As a budding press photographer back in 1996, I was quite lucky to be one of about 35 journalists who covered the first Baguio Flower Festival, which was later called “Panagbenga,” a Kankanaey term for “blooming.”
I met Efren Chato, then the general manager of King Louis Farms that specialized in potted flowering plants like roses and tulips. It was my first time to see tulips grown under dark rain shed.
The Island Rose Farm of the Andayas in Tagaytay is home to locally bred world-class roses grown under glass green houses. It was my first time, as well, to see roses grown in such sophisticated housing.
Back in my home province of Nueva Vizcaya, an enterprising salad vegetable farmer from the upland town of Kayapa who used to visit our farm, apparently saw the potentials of growing the lovely blooms in commercial scale. The town’s semi temperate climate was a perfect environment for growing cutflowers, be they roses or chrysanthemums. He followed suit. The cutflower industry in the upland town spread like wild fire and became one of the town’s top cash earners.
As a usual trend, imported blooms command killing prices on occasions that need flowers. But homegrown cutflowers have substantially dislodged imported blooms like those from Australia, Thailand and Holland by the homegrown varieties cultivated in Benguet, Tagaytay, Kayapa, Nueva
Vizcaya and now San Mateo, Isabela.
In Sinamar Norte in San Mateo, Isabela, Lourdes Agpaoa pioneered in 1988 what is today a blooming industry in the village known for the production of enormous mung beans.
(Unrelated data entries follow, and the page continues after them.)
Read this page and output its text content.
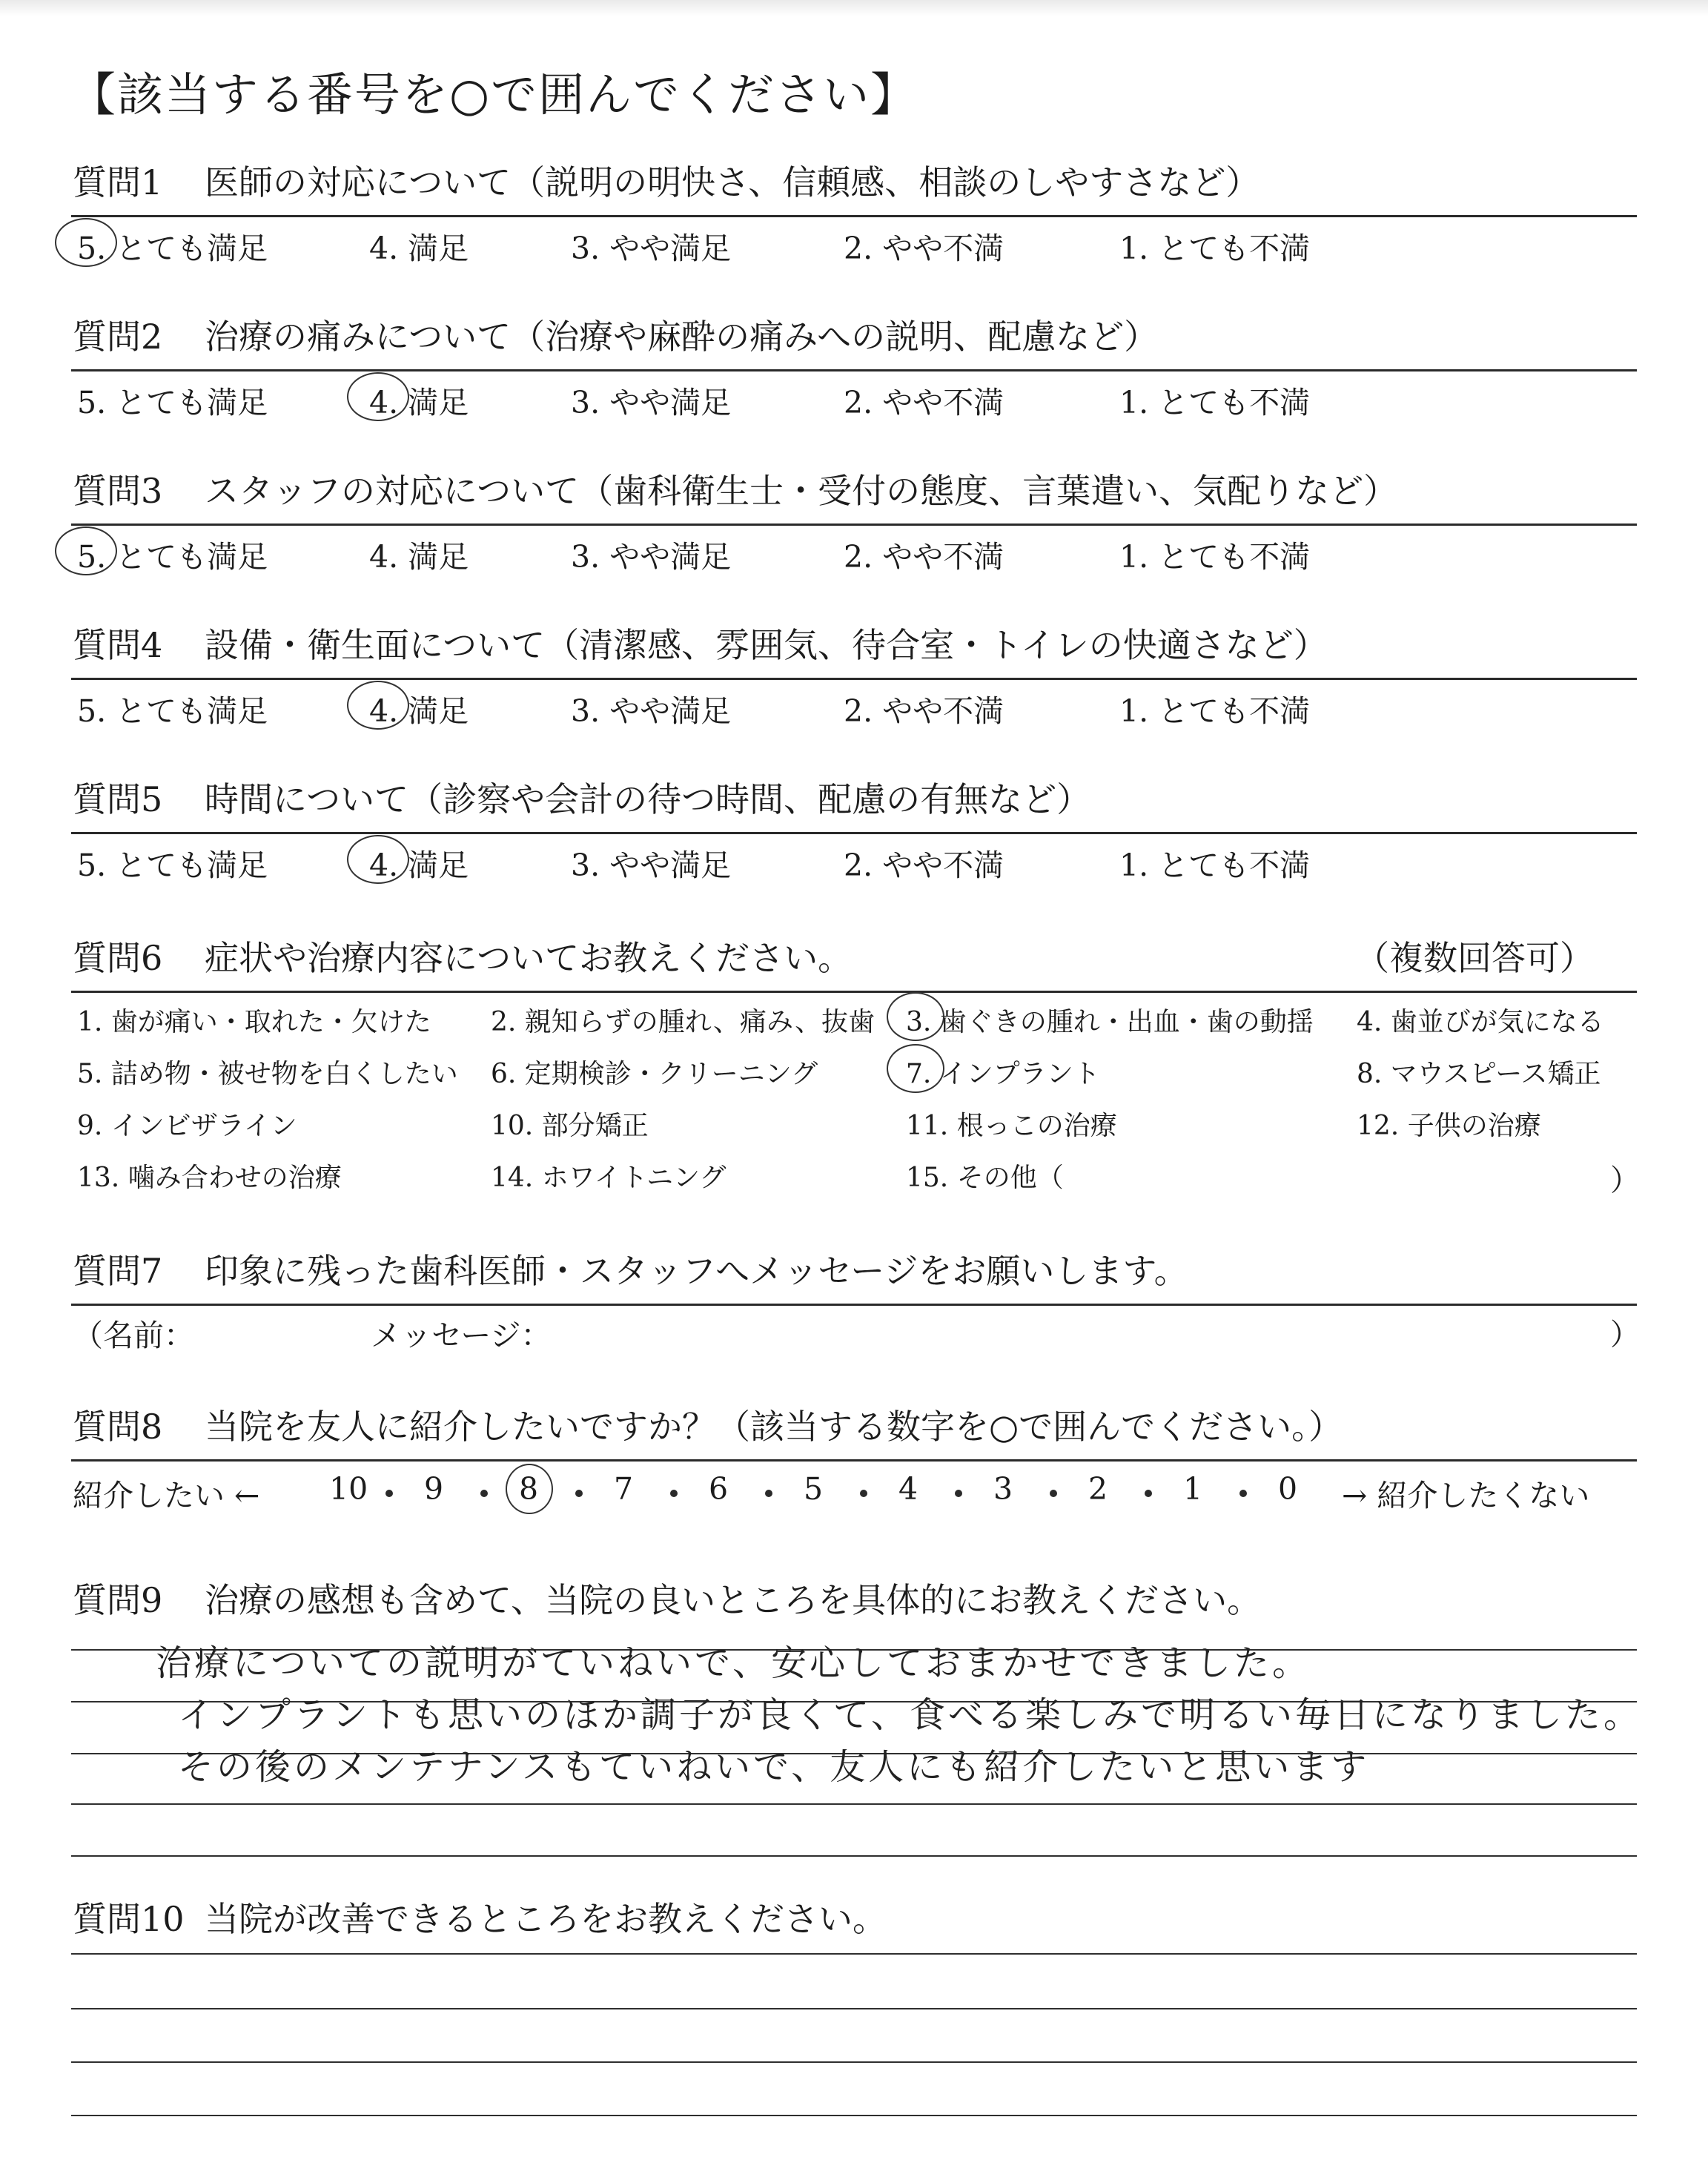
【該当する番号を○で囲んでください】
質問1 医師の対応について（説明の明快さ、信頼感、相談のしやすさなど）
5. とても満足	4. 満足	3. やや満足	2. やや不満	1. とても不満
質問2 治療の痛みについて（治療や麻酔の痛みへの説明、配慮など）
5. とても満足	4. 満足	3. やや満足	2. やや不満	1. とても不満
質問3 スタッフの対応について（歯科衛生士・受付の態度、言葉遣い、気配りなど）
5. とても満足	4. 満足	3. やや満足	2. やや不満	1. とても不満
質問4 設備・衛生面について（清潔感、雰囲気、待合室・トイレの快適さなど）
5. とても満足	4. 満足	3. やや満足	2. やや不満	1. とても不満
質問5 時間について（診察や会計の待つ時間、配慮の有無など）
5. とても満足	4. 満足	3. やや満足	2. やや不満	1. とても不満
質問6 症状や治療内容についてお教えください。	（複数回答可）
1. 歯が痛い・取れた・欠けた 2. 親知らずの腫れ、痛み、抜歯 3. 歯ぐきの腫れ・出血・歯の動揺 4. 歯並びが気になる
5. 詰め物・被せ物を白くしたい 6. 定期検診・クリーニング	7. インプラント	8. マウスピース矯正
9. インビザライン	10. 部分矯正	11. 根っこの治療	12. 子供の治療
13. 噛み合わせの治療	14. ホワイトニング	15. その他（	）
質問7 印象に残った歯科医師・スタッフへメッセージをお願いします。
（名前：	メッセージ：	）
質問8 当院を友人に紹介したいですか？（該当する数字を○で囲んでください。）
紹介したい ← 10 9 8 7 6 5 4 3 2 1 0 → 紹介したくない
質問9 治療の感想も含めて、当院の良いところを具体的にお教えください。
治療についての説明がていねいで、安心しておまかせできました。
インプラントも思いのほか調子が良くて、食べる楽しみで明るい毎日になりました。
その後のメンテナンスもていねいで、友人にも紹介したいと思います
質問10 当院が改善できるところをお教えください。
Forty households, comprised of Agapaoa’s younger relatives, are engaged in the cutflower industry, raising mums in their respective backyards. What started as a women’s enterprise became men’s main business as the industry grew into commercial scale.
Better known as Pinakbet Capital of the North, the vegetable-growing town of Roxas, Isabela, may soon become a cutflower garden in the making, once home backyards in the municipality will be growing cut-flowers side by side “Bahay Kubo” vegetable strains.
The town’s First Lady, Jan Calderon, wife of Roxas Mayor Benedict Calderon, said her group—composed of the municipality’s women organizations—is eyeing the backyard production of cutflowers that could grow in the town’s climatic conditions and serve as ornamental borders for the regular beds of vegetables cultivated in backyards on semi-commercial scale.
“If the neighboring town of San Mateo could grow cutflowers, we can, of course, grow the same,” Calderon said.
She admitted, however, that using cutflowers as decorative materials on special occasions is yet to be developed more in town.
“While we keep priorities on our vegetable industry, we see the potential of growing cutflowers in our home backyards not only as landscape accents but because of its high commercial value and additional income for our women, during All-Saints’ Day and Valentine’s Day but for other occasions that need flowers. Growing flowers does not only enhance local homes, but saves a lot of money usually spent in buying expensive flowers,” she said.
The cutflower industry has seen bright prospects as a cottage backyard project for local women dominated by housekeepers.